Duel : d’un côté, des élèves le jour du bac français, de l’autre, un auteur certes un peu mort, mais en verve, comme à son habitude.

 

Ce gros FDP de Victor Hugo a eu l'outrecuidance d'écrire un poème relativement long, avec un certain nombre de mots compliqués, comme « suaire », « moires », « coudrier » ou encore « javelle », poème qui s’est malencontreusement trouvé être le texte à commenter aux épreuves anticipées du bac français.

 

Il méritait bien qu’on le pourrisse sur Twitter sauf que, vous savez quoi : il est MORT !

 

Il est peinard, dans sa tombe, à taper la discute avec le brin d’herbe du poème si ça se trouve. (D’ailleurs, je me permets de signaler à l’auteur de "Torches toi avec ton brin d'herbe fdp de Victor Hugo" qu’il n’y a pas de « s » à l’impératif pour les verbes du premier groupe.

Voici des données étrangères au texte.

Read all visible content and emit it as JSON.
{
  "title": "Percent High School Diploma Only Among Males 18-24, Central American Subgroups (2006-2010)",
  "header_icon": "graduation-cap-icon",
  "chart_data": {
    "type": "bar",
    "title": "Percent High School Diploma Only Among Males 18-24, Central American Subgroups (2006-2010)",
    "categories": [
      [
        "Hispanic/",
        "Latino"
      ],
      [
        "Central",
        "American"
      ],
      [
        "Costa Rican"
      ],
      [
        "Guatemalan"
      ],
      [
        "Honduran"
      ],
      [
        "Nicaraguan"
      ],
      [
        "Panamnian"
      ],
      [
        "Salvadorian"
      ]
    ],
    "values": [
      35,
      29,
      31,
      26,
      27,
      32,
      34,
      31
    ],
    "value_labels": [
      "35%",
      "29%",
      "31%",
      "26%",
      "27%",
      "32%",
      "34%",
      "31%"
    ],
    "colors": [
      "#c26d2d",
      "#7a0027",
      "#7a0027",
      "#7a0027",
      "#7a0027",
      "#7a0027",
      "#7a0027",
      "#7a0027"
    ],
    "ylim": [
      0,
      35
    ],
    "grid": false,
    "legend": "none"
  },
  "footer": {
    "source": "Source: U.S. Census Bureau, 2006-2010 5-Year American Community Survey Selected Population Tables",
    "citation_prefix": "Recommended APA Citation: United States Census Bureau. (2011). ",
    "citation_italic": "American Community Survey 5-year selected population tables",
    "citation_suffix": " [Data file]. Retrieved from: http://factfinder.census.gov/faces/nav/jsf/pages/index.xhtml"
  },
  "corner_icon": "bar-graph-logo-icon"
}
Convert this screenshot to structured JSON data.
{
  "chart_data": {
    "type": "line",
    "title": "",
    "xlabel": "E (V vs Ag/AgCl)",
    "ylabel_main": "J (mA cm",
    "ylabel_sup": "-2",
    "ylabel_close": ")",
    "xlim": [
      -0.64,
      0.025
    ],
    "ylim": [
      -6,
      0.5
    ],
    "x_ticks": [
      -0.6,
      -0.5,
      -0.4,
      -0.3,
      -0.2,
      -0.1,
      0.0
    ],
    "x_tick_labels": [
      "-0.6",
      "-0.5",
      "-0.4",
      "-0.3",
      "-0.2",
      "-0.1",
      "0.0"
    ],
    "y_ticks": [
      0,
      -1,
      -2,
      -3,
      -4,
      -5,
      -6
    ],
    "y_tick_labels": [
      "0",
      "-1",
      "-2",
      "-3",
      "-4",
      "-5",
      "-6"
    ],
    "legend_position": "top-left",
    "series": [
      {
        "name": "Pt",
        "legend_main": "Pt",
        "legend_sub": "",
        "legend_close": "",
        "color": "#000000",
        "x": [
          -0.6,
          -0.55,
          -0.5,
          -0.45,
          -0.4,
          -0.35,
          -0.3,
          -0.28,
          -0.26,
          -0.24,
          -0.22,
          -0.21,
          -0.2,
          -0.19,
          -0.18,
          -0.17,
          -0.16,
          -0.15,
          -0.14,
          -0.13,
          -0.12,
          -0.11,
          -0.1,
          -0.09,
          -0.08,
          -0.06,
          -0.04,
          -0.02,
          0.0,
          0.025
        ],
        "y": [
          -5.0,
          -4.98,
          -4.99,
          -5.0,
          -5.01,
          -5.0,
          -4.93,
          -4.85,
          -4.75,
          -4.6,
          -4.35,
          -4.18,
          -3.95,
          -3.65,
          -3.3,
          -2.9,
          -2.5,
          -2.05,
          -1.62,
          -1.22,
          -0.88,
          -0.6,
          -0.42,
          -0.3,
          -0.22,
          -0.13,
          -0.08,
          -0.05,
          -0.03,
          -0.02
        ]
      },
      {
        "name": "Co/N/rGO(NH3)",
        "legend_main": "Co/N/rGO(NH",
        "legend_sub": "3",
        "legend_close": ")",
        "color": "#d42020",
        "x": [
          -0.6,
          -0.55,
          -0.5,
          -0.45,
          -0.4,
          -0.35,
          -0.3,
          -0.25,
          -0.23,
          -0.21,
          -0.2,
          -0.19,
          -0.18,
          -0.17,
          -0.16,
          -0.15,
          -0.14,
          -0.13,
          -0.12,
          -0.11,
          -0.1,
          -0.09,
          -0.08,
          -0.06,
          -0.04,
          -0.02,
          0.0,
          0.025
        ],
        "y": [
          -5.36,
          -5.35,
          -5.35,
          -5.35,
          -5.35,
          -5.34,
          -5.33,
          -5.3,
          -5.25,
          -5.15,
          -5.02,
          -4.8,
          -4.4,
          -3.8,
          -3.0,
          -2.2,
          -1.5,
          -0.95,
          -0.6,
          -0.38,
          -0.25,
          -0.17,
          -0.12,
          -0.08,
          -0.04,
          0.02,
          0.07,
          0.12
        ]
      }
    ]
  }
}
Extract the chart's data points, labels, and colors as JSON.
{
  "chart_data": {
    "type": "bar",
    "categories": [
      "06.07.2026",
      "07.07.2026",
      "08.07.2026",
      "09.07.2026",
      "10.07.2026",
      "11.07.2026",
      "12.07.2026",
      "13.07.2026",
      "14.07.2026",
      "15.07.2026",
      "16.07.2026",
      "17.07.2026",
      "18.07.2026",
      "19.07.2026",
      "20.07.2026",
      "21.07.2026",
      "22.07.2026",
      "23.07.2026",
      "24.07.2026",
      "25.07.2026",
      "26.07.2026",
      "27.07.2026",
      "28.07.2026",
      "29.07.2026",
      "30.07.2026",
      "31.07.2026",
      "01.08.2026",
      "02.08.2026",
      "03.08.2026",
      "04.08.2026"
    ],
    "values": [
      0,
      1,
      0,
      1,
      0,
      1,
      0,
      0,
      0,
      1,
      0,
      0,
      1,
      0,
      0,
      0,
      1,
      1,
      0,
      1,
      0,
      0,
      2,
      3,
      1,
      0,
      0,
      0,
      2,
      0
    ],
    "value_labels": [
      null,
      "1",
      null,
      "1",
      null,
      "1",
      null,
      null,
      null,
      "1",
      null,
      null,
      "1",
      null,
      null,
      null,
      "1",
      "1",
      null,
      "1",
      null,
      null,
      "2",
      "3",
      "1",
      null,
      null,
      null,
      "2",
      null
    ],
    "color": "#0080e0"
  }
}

Oups)

 

Le duel manque donc un chouïa d’à propos. Et quelles que soient la verve et l’imagination déployées sur les réseaux sociaux, vous le savez, (c’est sans doute ce qui vous fait enrager), vous ne pouvez rien contre lui, il est « immortel », un peu comme dans une chanson de Lara Fabian.

 

Il a beau être mort et enterré, il fait encore parler, le vieux barbu. Pas sûr en revanche que dans quelques décennies, l’auteur de « tu pu vraiment enfoiré avec ton crépuscule du cul là » (que je félicite au passage pour cette démonstration d’homophonie et la belle hyperbate) soit étudié au bac.

 

Cela dit cher auteur de « tu pu vraiment etc… », on est en droit d’avoir d’autres attentes dans la vie, et Hugo lui-même doit se retourner dans sa tombe d’être désormais un « classique », lui qui s’est tant battu contre le classicisme.

 

Tout comme vous, jeunes padawans,vous appliquez de toutes vos petites forces à écrire un français qui fait mal aux yeux sur Twitter, lui se vantait d’avoir « disséqué ce grand niais d’alexandrin ». (Aussi bien, il aurait pu dire qu’il avait niqué sa rasse à cette grosse pute d’alexandrin)

 

Et à l’époque, ça s’était pas mal frité sur la question de l’alexandrin disloqué ! Un vrai rebelle, ce Hugo. Un peu comme vous.

 

L’ironie de tout ça, c’est que les préparateurs du sujet ont sans doute imaginé que ce poème pouvait tout particulièrement vous parler : la vie, la mort, l’amour, ça leur a sans doute paru très adapté à votre cas. « Aimez, vous qui vivez ! »… « Vivez, faites envie » « Aimez-vous, c’est le mois où les fraises sont mûres » : ça vous plaît pas ça les jeunes ? En plus c’est vrai qu’elles sont mûres, les fraises, en ce moment.

 

Une sorte de « carpe diem » revisité, mais avec en plus, l’espoir de ne pas mourir vraiment, puisque les « prières des morts » peuvent se mêler aux « baisers des vivants ». Plutôt cool, et ce qui est formidable, (ironie au carré) c’est que vous avez su, mieux que l’auteur lui-même, nous montrer qu’en effet c’était possible, en ressuscitant Hugo, le temps d’une journée, sur la toile. Il vous a littéralement « pris la tête », et il a beau « parler en langage codé », vous l’avez compris. (Peut-être par la grâce du 18 juin ?)

 

Merci à vous, donc, les djeun’s, d’avoir saisi d’instinct le sens de ce poème et ainsi honoré la mémoire de notre fier poète: même si vos baisers à vous sont un peu fougueux, ce dialogue vivant avec un mort, ça lui aurait bien plu, à Victor Hugo.